The month of June ’44 faded into July. Summer drifted into autumn, and John Mumford’s Mustang fighter lay as it fell, in the soft earth of Ukraine.
Seventy-two winters passed. The harsh steppe winds, and the inexorable elements of the fields gradually covered the charred skeleton of the once proud P-51c, and its young American pilot with solitude, and timeless anonymity.
Meanwhile, undeterred by time and distance, The United States Defense Department’s Recovery and Repatriation Team persisted, and after seven decades, located and searched the crash site last summer.
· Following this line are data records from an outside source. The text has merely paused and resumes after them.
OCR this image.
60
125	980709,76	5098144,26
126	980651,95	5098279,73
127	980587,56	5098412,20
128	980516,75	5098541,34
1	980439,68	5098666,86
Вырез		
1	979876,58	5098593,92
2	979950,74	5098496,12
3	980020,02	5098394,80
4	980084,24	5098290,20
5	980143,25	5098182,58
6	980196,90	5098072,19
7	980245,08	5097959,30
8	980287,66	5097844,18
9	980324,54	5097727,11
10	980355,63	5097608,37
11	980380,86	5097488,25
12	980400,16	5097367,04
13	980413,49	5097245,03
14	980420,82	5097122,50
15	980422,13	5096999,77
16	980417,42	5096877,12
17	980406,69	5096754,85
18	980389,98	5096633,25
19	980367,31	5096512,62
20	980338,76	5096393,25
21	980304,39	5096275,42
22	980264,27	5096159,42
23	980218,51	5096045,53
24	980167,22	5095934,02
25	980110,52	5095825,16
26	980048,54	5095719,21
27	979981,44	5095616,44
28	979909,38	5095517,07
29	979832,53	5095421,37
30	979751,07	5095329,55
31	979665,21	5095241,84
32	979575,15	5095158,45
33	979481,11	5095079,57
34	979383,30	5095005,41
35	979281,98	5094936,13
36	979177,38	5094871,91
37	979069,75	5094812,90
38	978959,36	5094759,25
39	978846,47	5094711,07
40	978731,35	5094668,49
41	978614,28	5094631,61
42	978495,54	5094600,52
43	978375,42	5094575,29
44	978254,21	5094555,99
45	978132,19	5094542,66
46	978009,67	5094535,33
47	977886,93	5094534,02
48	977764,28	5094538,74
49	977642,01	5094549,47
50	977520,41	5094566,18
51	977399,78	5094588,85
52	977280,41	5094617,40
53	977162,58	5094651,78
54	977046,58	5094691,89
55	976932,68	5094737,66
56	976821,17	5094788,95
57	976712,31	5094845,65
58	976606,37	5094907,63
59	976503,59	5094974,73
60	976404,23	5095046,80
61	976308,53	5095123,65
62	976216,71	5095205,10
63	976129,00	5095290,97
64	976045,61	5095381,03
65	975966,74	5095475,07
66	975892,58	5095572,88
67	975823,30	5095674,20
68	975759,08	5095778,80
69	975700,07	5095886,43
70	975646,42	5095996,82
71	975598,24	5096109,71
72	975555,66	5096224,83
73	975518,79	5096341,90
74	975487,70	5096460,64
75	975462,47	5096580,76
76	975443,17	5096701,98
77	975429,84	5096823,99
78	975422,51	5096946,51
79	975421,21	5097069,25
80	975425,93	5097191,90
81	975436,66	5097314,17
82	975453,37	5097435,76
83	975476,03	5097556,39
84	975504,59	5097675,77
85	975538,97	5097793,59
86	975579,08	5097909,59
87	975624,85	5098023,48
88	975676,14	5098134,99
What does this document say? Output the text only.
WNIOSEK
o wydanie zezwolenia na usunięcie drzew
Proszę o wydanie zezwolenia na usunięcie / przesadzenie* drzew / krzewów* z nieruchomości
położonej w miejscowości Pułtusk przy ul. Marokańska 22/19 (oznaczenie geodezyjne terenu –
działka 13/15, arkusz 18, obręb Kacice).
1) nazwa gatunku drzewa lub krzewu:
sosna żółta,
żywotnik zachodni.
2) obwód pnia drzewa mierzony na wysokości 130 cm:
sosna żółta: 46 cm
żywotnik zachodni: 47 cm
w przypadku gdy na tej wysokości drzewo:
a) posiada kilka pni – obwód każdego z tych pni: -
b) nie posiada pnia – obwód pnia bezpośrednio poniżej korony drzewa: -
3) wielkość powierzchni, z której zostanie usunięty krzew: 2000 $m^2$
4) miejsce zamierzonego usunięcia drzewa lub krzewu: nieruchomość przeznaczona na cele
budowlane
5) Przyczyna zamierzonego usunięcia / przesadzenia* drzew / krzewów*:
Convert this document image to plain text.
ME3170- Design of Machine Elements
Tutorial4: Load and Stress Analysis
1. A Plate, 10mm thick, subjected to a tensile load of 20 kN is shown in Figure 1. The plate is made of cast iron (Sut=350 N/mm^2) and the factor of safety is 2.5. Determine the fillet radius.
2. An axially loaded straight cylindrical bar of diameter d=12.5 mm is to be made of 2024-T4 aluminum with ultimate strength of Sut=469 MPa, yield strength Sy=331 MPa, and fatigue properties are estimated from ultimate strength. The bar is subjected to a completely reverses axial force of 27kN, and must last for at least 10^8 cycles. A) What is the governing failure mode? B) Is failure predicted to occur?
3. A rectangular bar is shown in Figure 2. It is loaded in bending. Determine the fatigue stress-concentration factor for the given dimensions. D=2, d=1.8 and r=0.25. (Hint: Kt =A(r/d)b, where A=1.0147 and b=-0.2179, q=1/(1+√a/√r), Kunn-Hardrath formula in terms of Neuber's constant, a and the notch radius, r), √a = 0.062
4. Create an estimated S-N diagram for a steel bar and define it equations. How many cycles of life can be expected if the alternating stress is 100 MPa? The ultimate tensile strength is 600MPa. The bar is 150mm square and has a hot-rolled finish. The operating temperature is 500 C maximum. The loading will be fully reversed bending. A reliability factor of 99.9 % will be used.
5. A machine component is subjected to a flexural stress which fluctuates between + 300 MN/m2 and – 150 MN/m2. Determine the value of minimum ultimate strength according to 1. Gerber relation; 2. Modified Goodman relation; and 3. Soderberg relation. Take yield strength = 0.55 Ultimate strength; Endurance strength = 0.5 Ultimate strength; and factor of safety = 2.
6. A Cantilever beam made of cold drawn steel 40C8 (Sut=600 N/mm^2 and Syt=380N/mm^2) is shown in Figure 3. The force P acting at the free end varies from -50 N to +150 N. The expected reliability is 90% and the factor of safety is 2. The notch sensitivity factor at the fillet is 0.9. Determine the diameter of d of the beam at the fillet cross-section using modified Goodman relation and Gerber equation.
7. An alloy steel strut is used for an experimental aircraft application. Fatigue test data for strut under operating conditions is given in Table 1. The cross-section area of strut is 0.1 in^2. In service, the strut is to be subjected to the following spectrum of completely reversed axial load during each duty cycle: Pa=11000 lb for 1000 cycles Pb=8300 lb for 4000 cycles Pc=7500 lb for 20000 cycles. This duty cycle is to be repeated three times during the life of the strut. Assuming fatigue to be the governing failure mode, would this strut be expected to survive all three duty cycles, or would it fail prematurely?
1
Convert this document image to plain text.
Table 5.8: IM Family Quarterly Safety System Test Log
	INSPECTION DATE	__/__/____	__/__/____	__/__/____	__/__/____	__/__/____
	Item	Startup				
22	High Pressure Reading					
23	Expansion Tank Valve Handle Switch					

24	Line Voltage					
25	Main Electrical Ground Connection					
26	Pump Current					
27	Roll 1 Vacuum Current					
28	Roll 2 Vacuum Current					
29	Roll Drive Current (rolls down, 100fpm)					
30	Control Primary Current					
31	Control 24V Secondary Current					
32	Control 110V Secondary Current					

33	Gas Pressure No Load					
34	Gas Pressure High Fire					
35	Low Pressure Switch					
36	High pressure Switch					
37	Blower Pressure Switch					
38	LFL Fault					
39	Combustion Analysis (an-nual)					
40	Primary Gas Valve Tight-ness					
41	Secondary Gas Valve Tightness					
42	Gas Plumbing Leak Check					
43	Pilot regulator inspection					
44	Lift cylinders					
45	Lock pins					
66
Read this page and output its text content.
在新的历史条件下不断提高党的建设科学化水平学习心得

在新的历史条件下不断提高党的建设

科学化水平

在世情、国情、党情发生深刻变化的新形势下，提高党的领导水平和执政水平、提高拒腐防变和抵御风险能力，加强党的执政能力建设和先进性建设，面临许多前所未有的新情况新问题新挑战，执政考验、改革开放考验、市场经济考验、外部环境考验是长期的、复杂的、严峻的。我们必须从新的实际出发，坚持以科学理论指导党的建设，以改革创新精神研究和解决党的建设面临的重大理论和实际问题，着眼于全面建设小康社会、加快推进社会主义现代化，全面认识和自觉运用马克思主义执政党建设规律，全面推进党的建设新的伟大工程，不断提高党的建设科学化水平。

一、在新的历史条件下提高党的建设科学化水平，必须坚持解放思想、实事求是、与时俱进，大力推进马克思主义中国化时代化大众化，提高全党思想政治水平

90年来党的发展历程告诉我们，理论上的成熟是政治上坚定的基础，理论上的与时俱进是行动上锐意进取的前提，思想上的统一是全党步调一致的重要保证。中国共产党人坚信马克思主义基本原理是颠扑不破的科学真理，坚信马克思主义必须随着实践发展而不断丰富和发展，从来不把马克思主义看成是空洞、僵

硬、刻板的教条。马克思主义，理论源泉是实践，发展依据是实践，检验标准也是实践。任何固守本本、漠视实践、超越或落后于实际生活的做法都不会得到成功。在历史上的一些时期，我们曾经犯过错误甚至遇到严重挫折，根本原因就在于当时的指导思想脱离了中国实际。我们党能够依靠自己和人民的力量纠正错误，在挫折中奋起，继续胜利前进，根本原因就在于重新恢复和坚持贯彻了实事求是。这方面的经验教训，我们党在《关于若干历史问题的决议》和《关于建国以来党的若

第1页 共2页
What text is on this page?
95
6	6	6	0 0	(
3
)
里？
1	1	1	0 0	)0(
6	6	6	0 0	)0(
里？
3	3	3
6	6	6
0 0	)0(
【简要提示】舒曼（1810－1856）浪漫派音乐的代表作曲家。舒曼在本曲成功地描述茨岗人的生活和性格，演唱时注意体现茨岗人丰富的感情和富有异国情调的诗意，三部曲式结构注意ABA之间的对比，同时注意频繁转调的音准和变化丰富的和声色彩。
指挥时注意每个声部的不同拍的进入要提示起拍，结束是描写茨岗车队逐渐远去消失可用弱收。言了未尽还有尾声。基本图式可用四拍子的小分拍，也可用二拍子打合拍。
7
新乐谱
A DNA analysis of recovered bone fragments, confirmed the team had indeed successfully located 2nd Lieutenant Mumford and his missing P-51.
In early March of this year, it was publicly announced that the remains of 2nd Lieutenant John Mumford would be returned to his family and home town, and interred with military honors.
The St. Petersburg Chapter SAR contacted the funeral home in charge, and extended an offer of Memorial Service outreach to the family of Lieutenant Mumford. The family gratefully accepted, enabling the SAR to publicly honor a courageous young American who died a violent death in a far away land, long ago, so we can live in peace today.